Para última nota da semana guardei duas histórias bem típicas do país que ainda ou já somos, histórias que não se percebe se são para rir ou chorar.

Que terá passado pela cabeça da juíza Catarina Vaz Pires, do Tribunal Central de Instrução Criminal de Lisboa, para aliviar o arguido Mário Machado da obrigação de se apresentar quinzenalmente numa esquadra, possibilitando a concretização do desejo do rapaz ir (e cito) “para a Ucrânia prestar ajuda humanitária e, se necessário, combater ao lado das tropas ucranianas”? O que é certo é que, chegado à Ucrânia, o cadastrado, racista empedernido que já cumpriu uma dezena de anos de cadeia, inclusivamente por crimes de sangue, viu recusada a sua admissão na Legião Internacional ucraniana, pois “a ausência de condenação por crimes, comprovada através do registo criminal” é um dos critérios básicos de entrada. Conclusão, tão idiota como a decisão judicial em causa: anda o Putin a querer desnazificar a Ucrânia e uma juíza portuguesa a querer nazificá-la.
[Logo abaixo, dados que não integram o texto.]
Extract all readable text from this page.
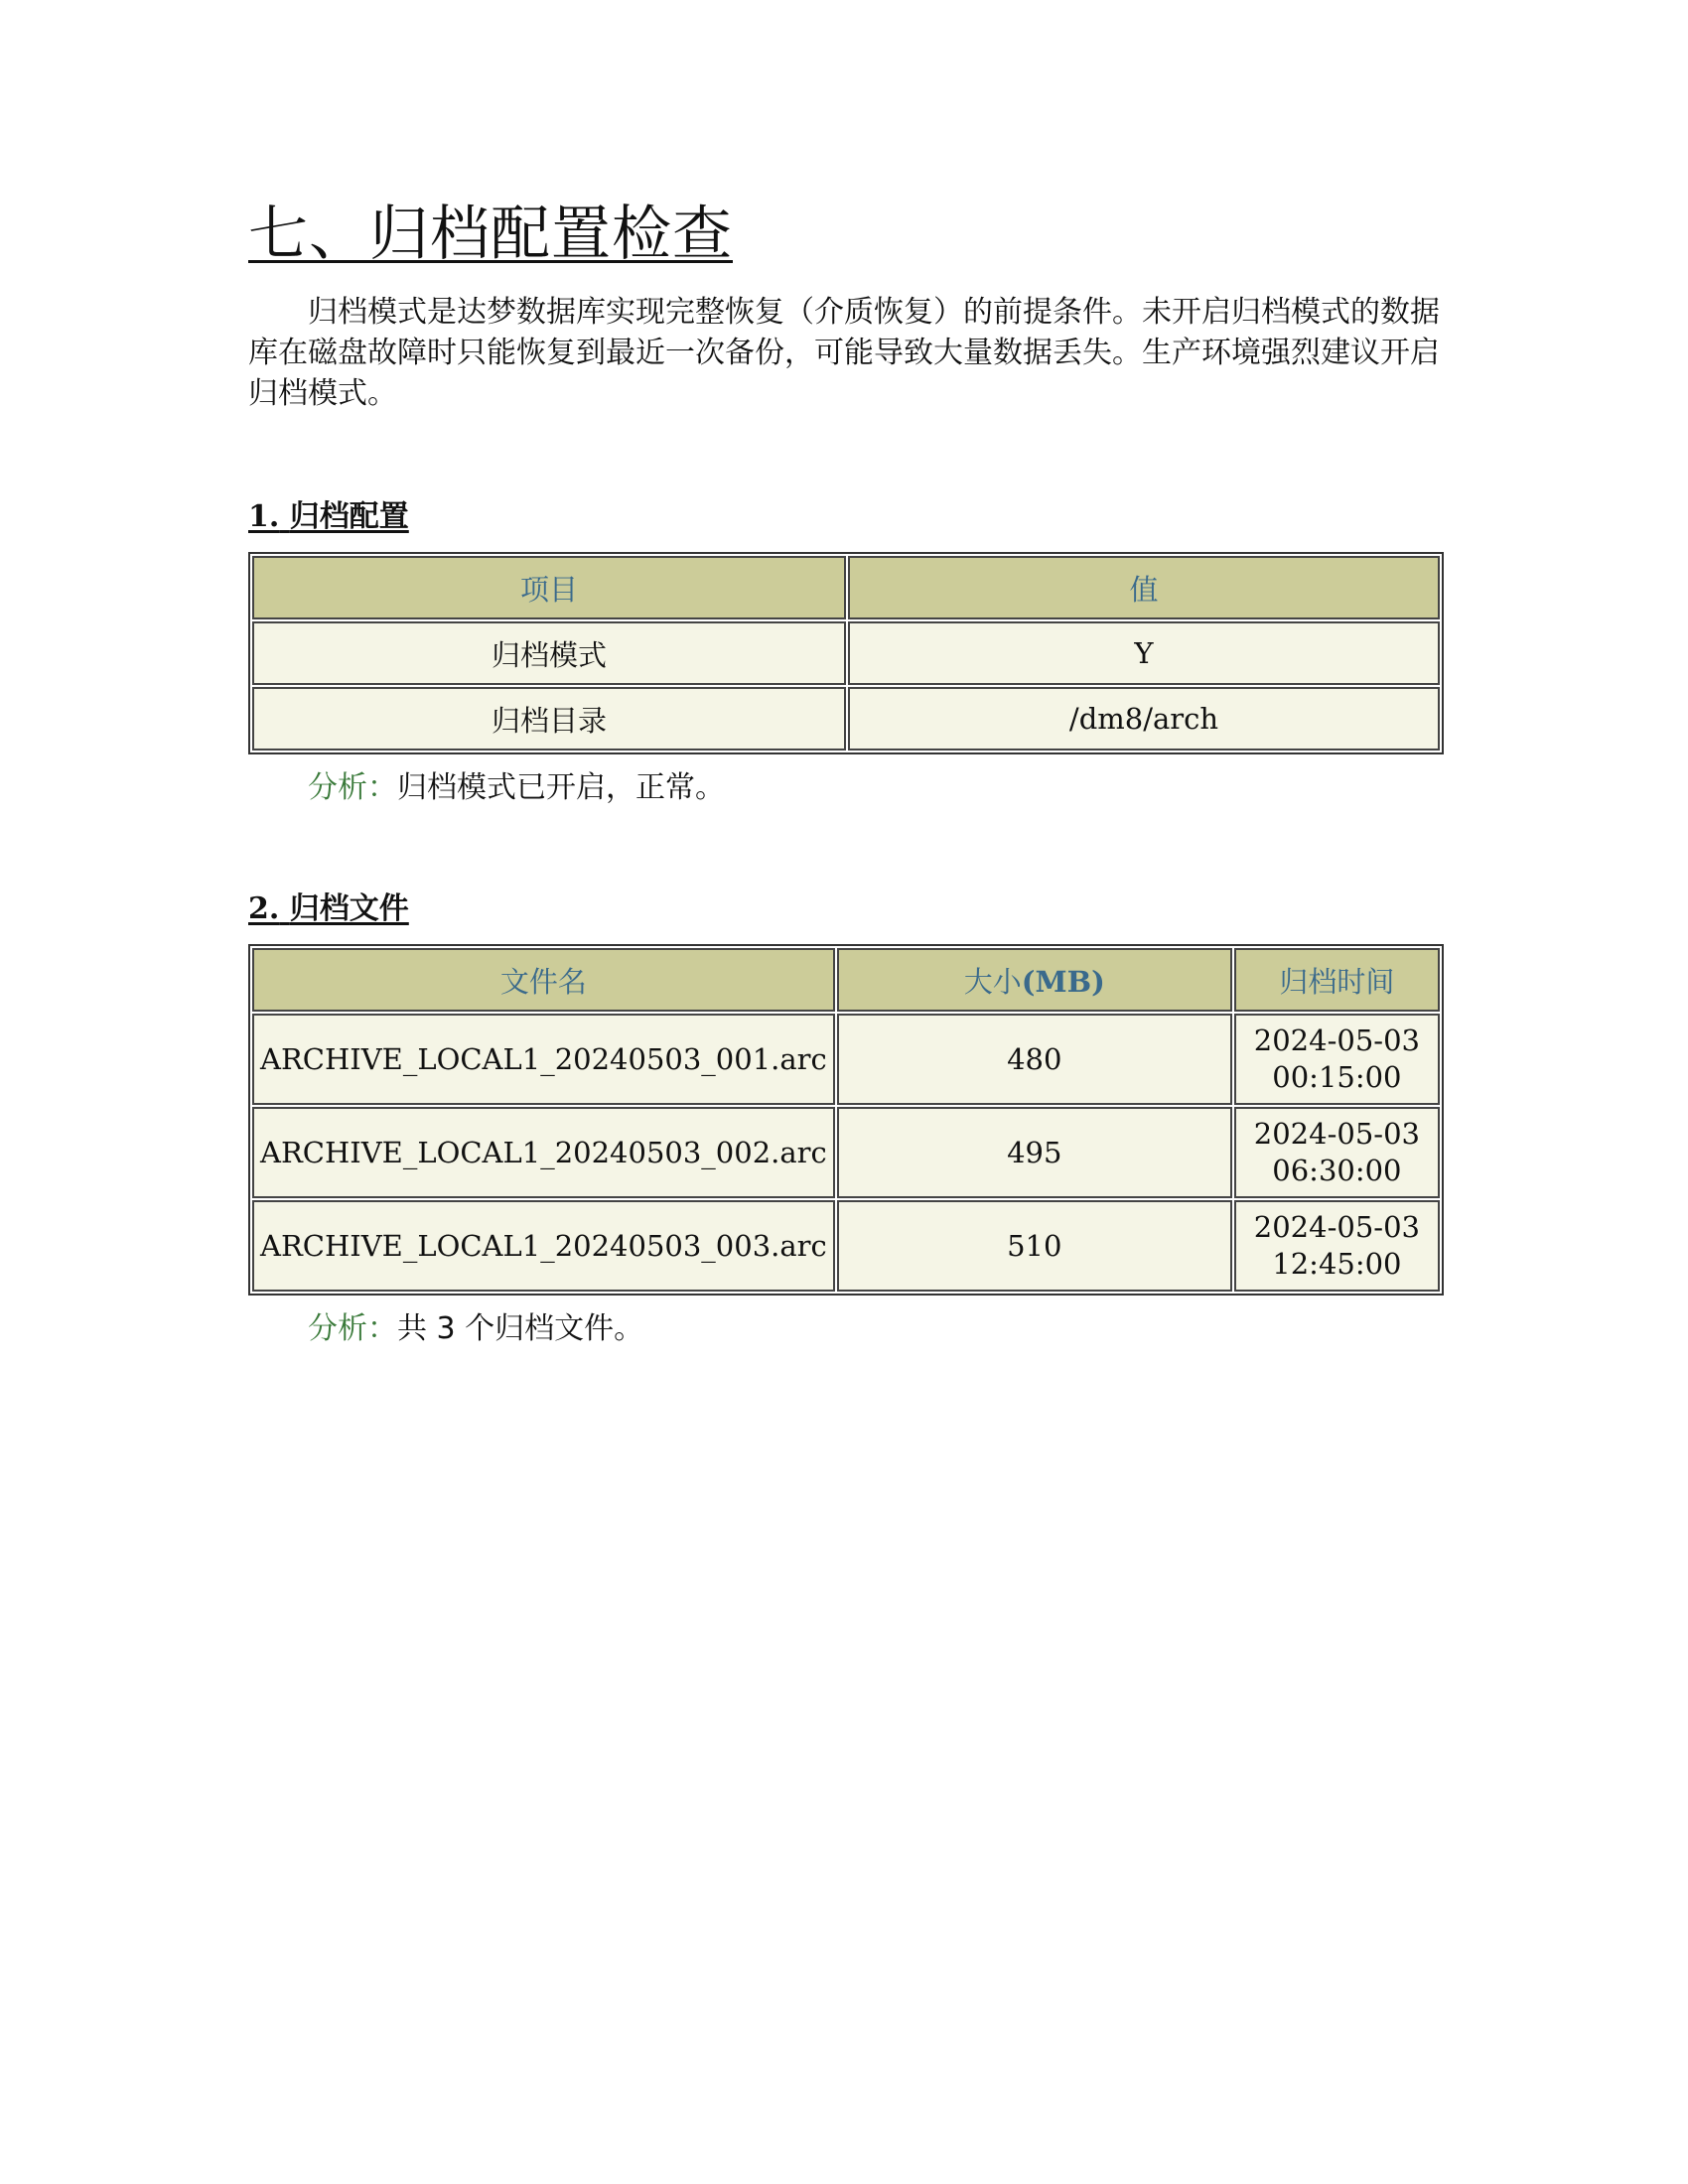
七、归档配置检查

归档模式是达梦数据库实现完整恢复（介质恢复）的前提条件。未开启归档模式的数据库在磁盘故障时只能恢复到最近一次备份，可能导致大量数据丢失。生产环境强烈建议开启归档模式。

1. 归档配置
项目	值
归档模式	Y
归档目录	/dm8/arch

分析：归档模式已开启，正常。

2. 归档文件
文件名	大小(MB)	归档时间
ARCHIVE_LOCAL1_20240503_001.arc	480	2024-05-03 00:15:00
ARCHIVE_LOCAL1_20240503_002.arc	495	2024-05-03 06:30:00
ARCHIVE_LOCAL1_20240503_003.arc	510	2024-05-03 12:45:00

分析：共 3 个归档文件。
Cristina Rodrigues, enquanto candidata do PAN, por Setúbal, nas legislativas de 2019, deu nas vistas por confessar a uma rádio local que não lera o programa do partido, apesar de, como jurista, ter elaborado muitos projectos de lei. Depois de eleita, deu nas vistas por ter o nome associado ao IRA – Intervenção Resgate Animal, investigado por vários actos ilegais. Alguns meses depois de entrar no Parlamento, deu nas vistas, desvinculando-se do PAN e tornando-se deputada independente. Agora, que deixou de ser deputada, dá nas vistas, anunciando, cheia de transparência, que será assessora (presume-se que jurídica) do grupo parlamentar do Chega. Conclusão mais que simplista: a Cristina pela-se por dar nas vistas.